BU DHABI (AFP) — Israeli Energy Minister Silvan Shalom attended a meeting Saturday of the International Renewable Energy Agency in the United Arab Emirates, a country with which it has no diplomatic relations.

During its two-day meeting, the assembly is to discuss a draft roadmap for achieving a 36 percent share for renewables in the world energy mix by 2030.

A member of the Israeli delegation told AFP that “Shalom is representing Israel, which is taking part in the meeting like all the other member states of this international agency.”

However, this is the first time member Israel has sent a minister to an IRENA meeting since the organization, whose permanent seat is in Abu Dhabi, was founded in 2009.

The Israeli delegate declined to comment on whether Shalom hoped to hold any contacts on the sidelines with Gulf Arab officials.

Israel has quietly been seeking the alliance of Gulf monarchies, which like Israel are concerned over Iran’s rising regional power.

In May, Israeli newspaper Haaretz revealed Israel had allocated a budget for a diplomatic mission in one of the Gulf states, without specifying which.

The UAE hosted an Israeli delegation for the first time in 2003 for a meeting of the International Monetary Fund.

But, unlike fellow Gulf states Oman and Qatar, it has never hosted an Israeli trade office.

Both missions have since been closed — that in Oman in 2000, and the Qatar one in 2009.

The Gulf Arab states have conditioned normalization of relations with Israel on its acceptance of the 2002 plan drafted by Saudi Arabia for peace with the Palestinians.

Israel’s relations with the UAE have been clouded by the January 2010 death in a Dubai hotel of Hamas military commander Mahmud al-Mabhuh in what investigators believe was an assassination by Israel’s Mossad spy agency.

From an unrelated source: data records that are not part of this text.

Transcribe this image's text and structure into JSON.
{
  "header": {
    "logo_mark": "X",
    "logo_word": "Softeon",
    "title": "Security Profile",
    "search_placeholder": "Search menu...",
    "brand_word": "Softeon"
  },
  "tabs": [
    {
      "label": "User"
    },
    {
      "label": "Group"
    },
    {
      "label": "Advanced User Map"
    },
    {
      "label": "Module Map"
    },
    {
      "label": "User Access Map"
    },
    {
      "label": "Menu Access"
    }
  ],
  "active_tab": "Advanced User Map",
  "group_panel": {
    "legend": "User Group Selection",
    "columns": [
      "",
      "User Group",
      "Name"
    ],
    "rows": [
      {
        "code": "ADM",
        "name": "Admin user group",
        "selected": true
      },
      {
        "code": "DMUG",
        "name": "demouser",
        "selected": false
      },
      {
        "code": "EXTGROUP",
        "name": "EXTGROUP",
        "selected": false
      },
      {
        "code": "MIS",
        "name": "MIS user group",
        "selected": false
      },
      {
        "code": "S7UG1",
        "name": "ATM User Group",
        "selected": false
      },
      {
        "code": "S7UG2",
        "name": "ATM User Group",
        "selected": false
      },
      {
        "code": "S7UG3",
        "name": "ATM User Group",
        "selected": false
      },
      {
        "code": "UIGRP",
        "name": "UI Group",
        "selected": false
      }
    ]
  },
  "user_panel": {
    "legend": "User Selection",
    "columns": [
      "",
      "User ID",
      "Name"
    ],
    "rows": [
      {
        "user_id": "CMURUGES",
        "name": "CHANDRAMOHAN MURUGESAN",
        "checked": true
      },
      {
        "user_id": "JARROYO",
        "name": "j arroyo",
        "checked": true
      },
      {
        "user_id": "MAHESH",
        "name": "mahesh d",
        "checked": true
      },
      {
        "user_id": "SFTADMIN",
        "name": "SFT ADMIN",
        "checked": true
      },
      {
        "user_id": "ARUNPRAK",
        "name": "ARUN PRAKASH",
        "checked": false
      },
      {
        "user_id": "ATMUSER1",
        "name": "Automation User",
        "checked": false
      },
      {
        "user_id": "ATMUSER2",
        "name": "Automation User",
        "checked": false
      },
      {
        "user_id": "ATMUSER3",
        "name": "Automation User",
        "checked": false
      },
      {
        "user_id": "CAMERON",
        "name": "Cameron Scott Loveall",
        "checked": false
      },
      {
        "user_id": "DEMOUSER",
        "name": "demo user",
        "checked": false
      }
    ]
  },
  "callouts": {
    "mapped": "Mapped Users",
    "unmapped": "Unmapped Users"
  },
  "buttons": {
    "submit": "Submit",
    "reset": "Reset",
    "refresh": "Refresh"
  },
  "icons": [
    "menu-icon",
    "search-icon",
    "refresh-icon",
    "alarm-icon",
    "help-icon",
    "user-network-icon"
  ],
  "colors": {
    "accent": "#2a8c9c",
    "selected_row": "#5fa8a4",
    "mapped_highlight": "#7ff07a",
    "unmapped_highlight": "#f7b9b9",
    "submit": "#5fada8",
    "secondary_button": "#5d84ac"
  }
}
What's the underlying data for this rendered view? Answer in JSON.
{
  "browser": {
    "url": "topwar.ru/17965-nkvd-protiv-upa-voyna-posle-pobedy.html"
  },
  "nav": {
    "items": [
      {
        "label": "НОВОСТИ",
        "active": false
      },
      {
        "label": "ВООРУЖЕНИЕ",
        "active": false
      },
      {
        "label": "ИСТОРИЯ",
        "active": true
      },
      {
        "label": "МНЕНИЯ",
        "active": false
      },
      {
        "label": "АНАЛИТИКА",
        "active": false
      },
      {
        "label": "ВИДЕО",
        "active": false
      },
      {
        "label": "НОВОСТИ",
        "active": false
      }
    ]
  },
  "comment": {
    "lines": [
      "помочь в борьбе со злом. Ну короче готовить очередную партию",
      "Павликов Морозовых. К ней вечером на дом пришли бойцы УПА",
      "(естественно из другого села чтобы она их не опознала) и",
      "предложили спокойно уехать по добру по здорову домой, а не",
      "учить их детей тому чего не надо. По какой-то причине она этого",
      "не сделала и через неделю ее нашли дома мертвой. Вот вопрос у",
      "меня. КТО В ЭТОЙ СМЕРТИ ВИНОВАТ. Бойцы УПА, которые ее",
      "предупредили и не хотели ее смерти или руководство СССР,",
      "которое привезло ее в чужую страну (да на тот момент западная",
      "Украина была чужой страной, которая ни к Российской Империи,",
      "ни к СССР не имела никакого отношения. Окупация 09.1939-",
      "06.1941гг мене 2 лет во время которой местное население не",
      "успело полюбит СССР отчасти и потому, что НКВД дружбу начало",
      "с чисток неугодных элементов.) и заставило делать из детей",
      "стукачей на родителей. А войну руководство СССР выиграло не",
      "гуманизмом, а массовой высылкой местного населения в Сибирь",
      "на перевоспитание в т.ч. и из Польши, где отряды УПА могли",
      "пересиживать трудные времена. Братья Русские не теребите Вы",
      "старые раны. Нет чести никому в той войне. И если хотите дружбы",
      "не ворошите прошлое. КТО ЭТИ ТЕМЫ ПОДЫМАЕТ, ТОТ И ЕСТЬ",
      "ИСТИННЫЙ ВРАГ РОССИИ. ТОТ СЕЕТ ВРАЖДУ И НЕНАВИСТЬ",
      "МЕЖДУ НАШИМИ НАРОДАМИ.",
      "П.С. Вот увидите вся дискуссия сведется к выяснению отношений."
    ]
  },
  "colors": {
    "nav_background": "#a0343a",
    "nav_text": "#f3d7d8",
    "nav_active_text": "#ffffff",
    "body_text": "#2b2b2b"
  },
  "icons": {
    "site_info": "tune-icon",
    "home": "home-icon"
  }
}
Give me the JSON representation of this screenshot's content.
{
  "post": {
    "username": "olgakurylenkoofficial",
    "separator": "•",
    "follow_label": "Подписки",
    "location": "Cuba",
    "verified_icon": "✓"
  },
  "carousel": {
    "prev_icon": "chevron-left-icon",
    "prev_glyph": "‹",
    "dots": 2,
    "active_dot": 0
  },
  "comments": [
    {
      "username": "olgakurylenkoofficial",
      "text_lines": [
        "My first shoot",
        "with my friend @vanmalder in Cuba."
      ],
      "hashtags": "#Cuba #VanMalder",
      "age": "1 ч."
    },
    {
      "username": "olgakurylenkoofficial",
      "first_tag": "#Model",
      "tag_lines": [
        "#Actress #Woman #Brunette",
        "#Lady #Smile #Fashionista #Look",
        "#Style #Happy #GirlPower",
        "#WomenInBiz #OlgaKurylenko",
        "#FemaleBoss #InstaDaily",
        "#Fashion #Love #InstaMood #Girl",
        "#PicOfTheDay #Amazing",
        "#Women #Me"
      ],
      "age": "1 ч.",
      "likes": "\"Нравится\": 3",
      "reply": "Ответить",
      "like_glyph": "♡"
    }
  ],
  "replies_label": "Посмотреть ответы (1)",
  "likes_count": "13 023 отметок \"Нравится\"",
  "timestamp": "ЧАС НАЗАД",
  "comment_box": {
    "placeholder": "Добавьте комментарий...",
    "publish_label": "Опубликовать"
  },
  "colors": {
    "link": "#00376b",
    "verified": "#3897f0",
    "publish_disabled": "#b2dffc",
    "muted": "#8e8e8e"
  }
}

At Saturday’s meeting, IRENA Director General Adnan Amin told delegates from 66 countries and representatives from 120 regional and international organizations that “technology already exists to double the share of renewables by 2030 and even surpass it, and … the transition can be cost neutral.

“Compared to energy systems based on fossil fuel, renewable energy … is better for our health, creates more jobs and provides an effective route to reducing carbon emission — a goal that becomes increasingly urgent by the day,” he added.